There are numerous ways of doing intermittent fasting and Svanfeldt advised finding the right one that suits the individual’s needs.

He said: “Remember, there are no eating patterns that suit us all.

“Finding a way that fits you and your lifestyle is key.

“How long the ‘eating window’ is varies but it’s commonly around eight hours.

“The fasting period lasts for the remaining 16 hours of the day where only beverages such as water, plain coffee or tea are ‘allowed.'”

Nutrition expert Tim Spector, professor of genetic epidemiology at King’s College London, proposed a theory that might help people looking to get healthier and shed a few pounds.

He identified that eating a later breakfast could benefit weight loss because people are eating dinner much later at night than in the past, with the average person stopping eating at 9pm.

Professor Spector suggests to achieve a 14-hour successful fasting, eating breakfast after 11am is best for the metabolism, explaining that it “will give you some benefits”.

“I think we have to rethink all the things we have been told are unhealthy because there’s just so much new science coming out,” he added.

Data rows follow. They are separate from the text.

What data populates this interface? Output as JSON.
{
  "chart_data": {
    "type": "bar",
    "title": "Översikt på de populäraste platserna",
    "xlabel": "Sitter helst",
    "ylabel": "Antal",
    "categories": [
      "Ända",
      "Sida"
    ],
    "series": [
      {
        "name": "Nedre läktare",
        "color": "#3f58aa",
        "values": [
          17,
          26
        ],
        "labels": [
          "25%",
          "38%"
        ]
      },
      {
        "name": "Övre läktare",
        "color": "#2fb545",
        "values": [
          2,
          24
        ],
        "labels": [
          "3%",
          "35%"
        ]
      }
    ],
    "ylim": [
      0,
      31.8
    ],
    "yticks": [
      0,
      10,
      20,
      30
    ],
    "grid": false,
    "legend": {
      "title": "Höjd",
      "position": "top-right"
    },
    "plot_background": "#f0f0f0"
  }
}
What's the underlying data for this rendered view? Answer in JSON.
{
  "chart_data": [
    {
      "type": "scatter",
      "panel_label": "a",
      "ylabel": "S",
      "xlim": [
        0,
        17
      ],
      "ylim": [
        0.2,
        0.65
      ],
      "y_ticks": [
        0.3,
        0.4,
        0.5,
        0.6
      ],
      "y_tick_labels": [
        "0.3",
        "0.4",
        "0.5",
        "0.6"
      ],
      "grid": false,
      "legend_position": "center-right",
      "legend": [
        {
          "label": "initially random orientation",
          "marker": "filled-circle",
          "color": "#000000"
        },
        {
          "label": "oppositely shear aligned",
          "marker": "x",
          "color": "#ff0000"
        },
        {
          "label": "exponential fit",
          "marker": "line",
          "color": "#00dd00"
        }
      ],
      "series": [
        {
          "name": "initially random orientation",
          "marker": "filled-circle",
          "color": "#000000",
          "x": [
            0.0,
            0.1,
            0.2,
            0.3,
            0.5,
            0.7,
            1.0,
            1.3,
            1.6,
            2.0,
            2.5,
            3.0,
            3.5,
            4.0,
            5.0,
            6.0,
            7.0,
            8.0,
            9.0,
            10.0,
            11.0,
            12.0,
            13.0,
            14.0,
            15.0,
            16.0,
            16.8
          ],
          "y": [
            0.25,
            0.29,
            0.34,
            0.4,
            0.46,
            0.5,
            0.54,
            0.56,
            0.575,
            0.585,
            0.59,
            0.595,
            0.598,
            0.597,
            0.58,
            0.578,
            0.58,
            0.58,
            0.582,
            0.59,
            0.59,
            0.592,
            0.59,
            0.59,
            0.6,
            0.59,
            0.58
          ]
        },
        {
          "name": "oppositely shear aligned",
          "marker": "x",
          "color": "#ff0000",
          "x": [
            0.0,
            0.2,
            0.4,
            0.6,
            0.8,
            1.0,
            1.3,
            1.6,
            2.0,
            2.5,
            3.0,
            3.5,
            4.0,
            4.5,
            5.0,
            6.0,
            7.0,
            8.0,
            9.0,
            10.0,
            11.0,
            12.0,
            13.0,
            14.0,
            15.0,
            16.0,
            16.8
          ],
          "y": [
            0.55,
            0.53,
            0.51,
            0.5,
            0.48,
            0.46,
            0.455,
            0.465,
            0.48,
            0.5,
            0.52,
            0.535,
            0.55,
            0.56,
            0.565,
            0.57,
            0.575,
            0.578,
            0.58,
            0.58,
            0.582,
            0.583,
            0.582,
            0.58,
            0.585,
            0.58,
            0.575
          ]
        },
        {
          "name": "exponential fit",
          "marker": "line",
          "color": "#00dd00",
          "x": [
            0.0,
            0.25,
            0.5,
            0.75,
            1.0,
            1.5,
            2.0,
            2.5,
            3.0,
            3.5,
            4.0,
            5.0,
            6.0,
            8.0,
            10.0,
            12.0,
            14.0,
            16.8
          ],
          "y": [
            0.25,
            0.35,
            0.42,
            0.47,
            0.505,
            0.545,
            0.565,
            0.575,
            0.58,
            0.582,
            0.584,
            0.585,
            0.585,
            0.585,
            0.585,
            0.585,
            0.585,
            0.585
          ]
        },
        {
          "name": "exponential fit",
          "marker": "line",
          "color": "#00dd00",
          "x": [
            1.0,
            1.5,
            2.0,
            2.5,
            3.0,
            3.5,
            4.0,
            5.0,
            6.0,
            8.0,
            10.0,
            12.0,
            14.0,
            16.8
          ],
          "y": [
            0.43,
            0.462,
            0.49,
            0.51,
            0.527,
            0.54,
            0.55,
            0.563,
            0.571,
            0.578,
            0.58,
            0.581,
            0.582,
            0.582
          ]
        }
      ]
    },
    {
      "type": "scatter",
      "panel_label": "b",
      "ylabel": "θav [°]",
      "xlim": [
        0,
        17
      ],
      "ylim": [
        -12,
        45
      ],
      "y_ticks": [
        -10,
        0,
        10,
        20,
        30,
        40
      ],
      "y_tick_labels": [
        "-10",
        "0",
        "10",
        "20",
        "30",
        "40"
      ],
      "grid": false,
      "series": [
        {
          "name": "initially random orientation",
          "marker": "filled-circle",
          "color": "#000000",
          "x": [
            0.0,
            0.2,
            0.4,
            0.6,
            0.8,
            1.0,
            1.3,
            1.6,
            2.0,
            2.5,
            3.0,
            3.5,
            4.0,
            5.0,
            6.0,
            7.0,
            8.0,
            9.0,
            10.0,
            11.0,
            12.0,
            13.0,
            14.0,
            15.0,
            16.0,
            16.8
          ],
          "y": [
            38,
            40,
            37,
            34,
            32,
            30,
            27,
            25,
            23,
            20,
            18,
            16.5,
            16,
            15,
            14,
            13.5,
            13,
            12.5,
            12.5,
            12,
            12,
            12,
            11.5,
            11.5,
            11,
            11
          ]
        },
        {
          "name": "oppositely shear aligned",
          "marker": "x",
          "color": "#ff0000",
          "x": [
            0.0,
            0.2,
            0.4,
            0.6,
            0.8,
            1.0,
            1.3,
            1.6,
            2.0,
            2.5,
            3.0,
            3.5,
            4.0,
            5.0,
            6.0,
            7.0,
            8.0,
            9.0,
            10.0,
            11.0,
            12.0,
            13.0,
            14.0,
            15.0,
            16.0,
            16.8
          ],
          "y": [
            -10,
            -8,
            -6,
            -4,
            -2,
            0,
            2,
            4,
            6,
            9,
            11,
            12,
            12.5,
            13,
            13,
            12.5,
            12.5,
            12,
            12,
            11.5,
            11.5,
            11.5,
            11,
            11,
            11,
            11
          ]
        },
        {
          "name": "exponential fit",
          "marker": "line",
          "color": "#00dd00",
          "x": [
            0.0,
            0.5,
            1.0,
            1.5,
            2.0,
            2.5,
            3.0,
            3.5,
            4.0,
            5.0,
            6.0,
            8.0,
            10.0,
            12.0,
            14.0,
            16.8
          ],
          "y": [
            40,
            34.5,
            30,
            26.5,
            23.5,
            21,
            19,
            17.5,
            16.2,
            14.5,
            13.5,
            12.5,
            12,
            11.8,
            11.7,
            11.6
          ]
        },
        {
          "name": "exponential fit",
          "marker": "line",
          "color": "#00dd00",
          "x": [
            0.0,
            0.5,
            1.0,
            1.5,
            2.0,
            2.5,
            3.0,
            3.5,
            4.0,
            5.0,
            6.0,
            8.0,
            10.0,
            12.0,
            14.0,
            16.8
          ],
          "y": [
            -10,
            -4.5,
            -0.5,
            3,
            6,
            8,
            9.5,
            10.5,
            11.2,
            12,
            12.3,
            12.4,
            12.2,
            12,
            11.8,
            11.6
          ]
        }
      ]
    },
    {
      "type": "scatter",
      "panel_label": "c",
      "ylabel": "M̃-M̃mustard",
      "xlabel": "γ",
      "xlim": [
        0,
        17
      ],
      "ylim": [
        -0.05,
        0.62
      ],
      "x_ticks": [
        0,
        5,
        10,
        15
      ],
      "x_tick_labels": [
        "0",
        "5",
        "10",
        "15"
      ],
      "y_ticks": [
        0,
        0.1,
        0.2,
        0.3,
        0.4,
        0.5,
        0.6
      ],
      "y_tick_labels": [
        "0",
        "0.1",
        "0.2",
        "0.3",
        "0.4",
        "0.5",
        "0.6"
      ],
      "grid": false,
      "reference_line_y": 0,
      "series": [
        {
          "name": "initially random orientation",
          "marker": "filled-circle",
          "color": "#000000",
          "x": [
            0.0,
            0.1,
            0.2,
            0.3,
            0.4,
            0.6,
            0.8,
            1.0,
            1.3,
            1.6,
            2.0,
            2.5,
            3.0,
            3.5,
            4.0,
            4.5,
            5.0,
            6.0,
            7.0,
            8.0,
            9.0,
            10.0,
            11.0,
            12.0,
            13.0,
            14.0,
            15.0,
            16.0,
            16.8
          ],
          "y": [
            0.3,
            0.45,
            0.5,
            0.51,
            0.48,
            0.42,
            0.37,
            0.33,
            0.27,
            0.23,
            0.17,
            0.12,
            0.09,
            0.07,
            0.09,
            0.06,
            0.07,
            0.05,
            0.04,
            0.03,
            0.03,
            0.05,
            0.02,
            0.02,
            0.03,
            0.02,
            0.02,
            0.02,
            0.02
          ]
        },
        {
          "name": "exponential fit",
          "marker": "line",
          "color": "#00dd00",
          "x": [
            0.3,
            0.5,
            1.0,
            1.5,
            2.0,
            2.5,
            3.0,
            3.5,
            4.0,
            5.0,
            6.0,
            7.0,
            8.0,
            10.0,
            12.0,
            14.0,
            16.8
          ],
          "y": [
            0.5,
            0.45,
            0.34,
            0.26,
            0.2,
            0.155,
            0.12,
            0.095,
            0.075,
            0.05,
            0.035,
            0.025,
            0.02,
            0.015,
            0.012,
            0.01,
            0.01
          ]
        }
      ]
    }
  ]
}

He explained that because more people are beginning to eat dinner later at night, fasting can be more difficult.

Professor Spector continued: “Even those who don’t do that may end up snacking up until 9pm.

“[This makes] it difficult to achieve a 14-hour fasting period.

“There is a simple change people can make by shifting their breakfast from 8am to 11am, which actually is more effective than more fashionable fasting diets like 5:2.”

So if a person is eating later then they should be pushing back their breakfast to adhere to the 14-hour fasting window.

Svanfeldt also added: “It can be a helpful eating pattern for those who want to lose weight, as they eat less than they would if they were eating for more hours.”